Your task is to deduce or infer the value of {attribute X} using the available information in the record.
You may be provided with fields like {attribute 1}, {attribute 2}, ... to help you in the inference.
Record: [{attribute 1}: {attribute 1 value}, {attribute 2}: {attribute 2 value}, ...]
Based on the provided record, what would you infer is the value for the missing attribute {attribute X}?
Answer only the value of {attribute X}.
模式匹配
Your task is to determine if the two attributes (columns) are semantically equivalent in the context of merging two tables.
Each attribute will be provided by its name and a brief description.
Your goal is to assess if they refer to the same information based on these names and descriptions provided.
Attribute A is [name: {value of name}, description: {value of description}].
Attribute B is [name: {value of name}, description: {value of description}].

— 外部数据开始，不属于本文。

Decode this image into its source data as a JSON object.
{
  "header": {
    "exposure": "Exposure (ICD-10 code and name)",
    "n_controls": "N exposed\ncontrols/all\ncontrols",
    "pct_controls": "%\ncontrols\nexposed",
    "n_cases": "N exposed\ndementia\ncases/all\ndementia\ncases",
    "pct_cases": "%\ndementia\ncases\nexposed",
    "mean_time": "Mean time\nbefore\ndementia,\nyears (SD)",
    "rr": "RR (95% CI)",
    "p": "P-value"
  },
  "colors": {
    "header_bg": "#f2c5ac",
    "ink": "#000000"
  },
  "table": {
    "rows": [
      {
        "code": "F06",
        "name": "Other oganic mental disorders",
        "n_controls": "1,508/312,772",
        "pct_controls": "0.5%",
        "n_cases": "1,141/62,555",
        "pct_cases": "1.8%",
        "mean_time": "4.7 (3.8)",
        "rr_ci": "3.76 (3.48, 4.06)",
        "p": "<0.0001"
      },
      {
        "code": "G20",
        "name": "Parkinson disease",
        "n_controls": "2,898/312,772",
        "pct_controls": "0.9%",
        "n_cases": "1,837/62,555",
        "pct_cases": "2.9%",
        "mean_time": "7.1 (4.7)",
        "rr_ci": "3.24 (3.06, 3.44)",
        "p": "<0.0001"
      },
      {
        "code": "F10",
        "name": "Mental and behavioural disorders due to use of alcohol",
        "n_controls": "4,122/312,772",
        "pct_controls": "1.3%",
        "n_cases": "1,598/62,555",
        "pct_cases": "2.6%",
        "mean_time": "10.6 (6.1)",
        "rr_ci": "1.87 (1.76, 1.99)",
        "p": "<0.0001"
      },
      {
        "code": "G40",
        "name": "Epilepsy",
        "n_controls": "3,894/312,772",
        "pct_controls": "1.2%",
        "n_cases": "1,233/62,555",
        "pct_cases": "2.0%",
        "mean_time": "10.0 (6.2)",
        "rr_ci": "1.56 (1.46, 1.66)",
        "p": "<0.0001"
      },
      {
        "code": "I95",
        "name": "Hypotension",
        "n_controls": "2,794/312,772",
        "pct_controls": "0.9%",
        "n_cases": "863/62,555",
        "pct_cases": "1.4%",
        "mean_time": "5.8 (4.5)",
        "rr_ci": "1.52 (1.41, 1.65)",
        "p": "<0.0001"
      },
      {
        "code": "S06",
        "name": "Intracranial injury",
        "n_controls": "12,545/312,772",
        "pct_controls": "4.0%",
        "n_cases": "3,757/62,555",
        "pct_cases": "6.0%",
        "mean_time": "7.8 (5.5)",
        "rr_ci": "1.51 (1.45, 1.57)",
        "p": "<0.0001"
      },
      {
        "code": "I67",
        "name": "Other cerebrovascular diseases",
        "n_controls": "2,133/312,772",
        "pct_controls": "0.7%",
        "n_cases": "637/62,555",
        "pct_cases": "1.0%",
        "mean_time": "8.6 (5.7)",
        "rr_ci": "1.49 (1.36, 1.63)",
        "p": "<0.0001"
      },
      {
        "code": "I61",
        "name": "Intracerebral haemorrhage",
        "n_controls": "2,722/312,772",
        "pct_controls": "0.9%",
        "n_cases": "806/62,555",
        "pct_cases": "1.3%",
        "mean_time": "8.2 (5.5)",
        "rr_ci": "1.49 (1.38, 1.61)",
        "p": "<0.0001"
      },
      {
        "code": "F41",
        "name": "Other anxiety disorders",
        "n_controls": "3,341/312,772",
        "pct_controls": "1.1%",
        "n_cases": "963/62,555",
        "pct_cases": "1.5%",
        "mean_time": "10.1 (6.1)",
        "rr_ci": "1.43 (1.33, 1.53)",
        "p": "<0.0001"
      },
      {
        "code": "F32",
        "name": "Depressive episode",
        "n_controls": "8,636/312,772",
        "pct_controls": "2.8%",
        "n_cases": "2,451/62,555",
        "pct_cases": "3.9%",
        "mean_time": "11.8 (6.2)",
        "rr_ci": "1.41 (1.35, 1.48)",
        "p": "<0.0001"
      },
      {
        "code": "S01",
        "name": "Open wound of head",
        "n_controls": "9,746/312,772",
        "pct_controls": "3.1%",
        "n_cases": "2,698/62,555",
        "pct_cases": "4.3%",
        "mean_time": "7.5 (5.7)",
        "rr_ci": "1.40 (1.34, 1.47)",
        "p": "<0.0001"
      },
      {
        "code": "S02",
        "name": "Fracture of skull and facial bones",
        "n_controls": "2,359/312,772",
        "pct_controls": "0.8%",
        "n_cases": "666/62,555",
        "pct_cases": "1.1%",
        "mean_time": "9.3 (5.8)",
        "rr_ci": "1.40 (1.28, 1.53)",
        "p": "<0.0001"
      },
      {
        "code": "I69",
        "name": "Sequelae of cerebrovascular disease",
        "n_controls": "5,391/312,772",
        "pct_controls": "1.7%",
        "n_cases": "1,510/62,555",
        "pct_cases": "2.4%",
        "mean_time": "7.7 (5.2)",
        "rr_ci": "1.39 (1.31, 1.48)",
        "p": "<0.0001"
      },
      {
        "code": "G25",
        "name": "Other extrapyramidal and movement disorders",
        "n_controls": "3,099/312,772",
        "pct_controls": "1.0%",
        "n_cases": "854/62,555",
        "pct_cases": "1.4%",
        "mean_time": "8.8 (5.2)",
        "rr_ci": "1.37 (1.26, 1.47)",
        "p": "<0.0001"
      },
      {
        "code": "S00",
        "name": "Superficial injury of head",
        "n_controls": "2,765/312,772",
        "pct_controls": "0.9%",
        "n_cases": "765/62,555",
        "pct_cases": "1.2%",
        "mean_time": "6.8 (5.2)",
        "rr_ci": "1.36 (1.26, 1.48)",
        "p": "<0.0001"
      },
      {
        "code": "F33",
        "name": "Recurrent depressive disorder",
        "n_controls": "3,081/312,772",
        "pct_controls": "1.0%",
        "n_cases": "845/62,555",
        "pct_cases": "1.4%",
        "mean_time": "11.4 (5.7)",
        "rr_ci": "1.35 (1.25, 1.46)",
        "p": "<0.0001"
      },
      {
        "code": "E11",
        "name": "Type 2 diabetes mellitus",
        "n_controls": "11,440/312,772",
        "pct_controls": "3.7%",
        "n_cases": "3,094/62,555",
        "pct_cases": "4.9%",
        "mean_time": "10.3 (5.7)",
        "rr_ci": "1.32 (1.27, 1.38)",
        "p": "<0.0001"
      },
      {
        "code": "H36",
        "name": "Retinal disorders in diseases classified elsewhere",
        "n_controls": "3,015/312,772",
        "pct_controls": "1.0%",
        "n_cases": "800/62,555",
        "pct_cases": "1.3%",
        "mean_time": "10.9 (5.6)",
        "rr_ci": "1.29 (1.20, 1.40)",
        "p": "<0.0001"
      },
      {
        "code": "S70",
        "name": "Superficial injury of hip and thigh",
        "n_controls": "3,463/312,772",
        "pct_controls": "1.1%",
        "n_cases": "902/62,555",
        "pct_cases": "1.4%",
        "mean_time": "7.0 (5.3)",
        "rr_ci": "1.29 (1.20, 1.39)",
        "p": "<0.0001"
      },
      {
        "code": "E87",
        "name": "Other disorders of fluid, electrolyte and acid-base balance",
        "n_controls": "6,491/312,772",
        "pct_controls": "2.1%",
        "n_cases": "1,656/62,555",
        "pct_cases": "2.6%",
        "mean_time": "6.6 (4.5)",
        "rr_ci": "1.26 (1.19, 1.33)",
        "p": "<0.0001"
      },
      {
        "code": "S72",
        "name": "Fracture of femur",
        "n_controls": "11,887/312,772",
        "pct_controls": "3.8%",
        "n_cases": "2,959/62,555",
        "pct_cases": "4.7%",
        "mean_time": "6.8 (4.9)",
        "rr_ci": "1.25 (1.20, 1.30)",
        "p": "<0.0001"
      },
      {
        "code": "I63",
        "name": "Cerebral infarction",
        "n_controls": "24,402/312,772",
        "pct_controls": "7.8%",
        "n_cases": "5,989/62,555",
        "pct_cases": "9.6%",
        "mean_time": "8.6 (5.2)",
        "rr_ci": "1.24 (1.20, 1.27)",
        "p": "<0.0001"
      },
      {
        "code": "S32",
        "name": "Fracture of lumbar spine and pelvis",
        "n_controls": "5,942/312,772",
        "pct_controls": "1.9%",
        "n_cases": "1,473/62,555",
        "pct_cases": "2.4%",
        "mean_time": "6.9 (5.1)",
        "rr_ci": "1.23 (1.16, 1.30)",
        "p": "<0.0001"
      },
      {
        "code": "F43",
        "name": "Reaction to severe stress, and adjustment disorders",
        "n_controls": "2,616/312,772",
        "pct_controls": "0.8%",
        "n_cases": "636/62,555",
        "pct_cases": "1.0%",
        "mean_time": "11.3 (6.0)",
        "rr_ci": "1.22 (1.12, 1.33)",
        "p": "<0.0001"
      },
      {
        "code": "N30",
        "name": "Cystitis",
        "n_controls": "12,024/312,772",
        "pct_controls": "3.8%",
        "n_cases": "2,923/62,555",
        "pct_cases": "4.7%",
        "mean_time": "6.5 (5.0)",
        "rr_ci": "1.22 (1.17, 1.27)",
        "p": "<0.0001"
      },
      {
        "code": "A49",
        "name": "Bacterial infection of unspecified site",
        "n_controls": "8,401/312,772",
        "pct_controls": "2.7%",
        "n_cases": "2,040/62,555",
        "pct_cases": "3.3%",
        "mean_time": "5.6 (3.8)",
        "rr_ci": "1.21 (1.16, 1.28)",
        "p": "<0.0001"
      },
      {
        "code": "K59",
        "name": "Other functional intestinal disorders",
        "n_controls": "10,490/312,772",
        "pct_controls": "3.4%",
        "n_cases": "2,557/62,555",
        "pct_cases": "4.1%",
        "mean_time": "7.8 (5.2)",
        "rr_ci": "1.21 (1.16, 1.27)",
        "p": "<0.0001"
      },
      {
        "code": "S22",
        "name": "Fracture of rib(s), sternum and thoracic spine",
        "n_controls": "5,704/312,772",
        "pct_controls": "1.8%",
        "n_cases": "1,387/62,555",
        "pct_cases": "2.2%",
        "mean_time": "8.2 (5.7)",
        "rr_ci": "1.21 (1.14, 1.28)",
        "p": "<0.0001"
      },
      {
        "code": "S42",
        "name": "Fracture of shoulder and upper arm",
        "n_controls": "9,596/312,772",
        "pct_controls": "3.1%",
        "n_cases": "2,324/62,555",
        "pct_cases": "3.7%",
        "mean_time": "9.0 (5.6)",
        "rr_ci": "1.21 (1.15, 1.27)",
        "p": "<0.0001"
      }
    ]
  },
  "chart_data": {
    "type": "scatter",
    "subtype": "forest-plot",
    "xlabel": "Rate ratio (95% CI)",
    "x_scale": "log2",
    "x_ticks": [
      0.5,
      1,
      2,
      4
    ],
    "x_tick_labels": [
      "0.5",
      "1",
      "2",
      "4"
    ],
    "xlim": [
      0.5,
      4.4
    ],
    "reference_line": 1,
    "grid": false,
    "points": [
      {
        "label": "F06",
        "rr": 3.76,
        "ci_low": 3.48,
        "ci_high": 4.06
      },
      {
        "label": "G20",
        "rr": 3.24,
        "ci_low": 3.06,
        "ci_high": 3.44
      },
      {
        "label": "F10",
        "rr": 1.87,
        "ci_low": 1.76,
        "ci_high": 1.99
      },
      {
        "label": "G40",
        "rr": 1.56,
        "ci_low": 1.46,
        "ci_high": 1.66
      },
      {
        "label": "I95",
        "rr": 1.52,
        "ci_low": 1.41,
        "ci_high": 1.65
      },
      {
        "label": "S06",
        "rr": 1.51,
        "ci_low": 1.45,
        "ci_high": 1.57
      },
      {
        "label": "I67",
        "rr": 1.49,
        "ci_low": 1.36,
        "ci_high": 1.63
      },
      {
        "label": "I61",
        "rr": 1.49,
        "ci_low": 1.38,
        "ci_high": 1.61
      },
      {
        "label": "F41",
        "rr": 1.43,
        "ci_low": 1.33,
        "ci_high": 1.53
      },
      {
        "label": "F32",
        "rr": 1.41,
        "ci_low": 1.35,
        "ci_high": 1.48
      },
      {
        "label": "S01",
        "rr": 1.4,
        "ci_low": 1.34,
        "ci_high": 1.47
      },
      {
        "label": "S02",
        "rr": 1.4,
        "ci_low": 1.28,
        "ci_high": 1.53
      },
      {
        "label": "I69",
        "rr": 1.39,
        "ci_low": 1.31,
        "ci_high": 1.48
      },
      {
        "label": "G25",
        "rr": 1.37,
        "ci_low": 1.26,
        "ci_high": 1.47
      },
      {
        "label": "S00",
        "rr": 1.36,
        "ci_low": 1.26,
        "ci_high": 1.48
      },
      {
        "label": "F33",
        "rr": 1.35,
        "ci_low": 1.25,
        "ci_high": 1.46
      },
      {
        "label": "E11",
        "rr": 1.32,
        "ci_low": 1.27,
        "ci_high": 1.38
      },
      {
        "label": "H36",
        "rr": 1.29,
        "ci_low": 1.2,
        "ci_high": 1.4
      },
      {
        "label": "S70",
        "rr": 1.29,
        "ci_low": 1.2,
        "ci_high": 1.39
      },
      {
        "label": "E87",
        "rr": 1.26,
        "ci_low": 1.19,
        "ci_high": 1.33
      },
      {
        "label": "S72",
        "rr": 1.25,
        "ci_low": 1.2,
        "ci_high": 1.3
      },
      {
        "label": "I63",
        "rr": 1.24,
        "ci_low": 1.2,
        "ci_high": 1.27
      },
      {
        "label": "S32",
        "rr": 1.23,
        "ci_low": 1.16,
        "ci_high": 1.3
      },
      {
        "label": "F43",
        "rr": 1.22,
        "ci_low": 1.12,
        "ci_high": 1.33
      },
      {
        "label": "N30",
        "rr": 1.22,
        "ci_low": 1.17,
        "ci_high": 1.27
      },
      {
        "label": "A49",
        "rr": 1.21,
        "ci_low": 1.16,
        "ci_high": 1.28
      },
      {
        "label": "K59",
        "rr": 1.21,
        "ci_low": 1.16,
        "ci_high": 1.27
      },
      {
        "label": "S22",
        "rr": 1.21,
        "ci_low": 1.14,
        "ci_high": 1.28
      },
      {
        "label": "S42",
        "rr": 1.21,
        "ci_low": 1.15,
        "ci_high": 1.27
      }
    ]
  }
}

Are Attribute A and Attribute B semantically equivalent? Choose your answer from: [Yes, No].
實體匹配
You are tasked with determining whether two records listed below are the same based on the information provided.
Carefully compare the {attribute 1}, {attribute 2}... for each record before making your decision.
Note that missing values (N/A or \"nan\") should not be used as a basis for your decision.
Record A: [{attribute 1}: {attribute 1 value}, {attribute 2}: {attribute 2 value}, ...]
Record B: [{attribute 1}: {attribute 1 value}, {attribute 2}: {attribute 2 value}, ...]
Are record A and record B the same entity? Choose your answer from: [Yes, No].
列類型註釋
我們遵循 Column Type Annotation using ChatGPT 中的提示(text+inst+2-step)。
屬性值提取
我們遵循 Product Attribute Value Extraction using Large Language Models 中的提示(文本形式,無示例)。
🔧 技術細節
使用LoRA對 mistralai/Mistral-7B-Instruct-v0.2 模型進行微調,目標模塊為q_proj、k_proj、v_proj和o_proj,以加速訓練過程。
📄 許可證
本模型使用非商業知識共享許可證 (CC BY-NC-4.0)。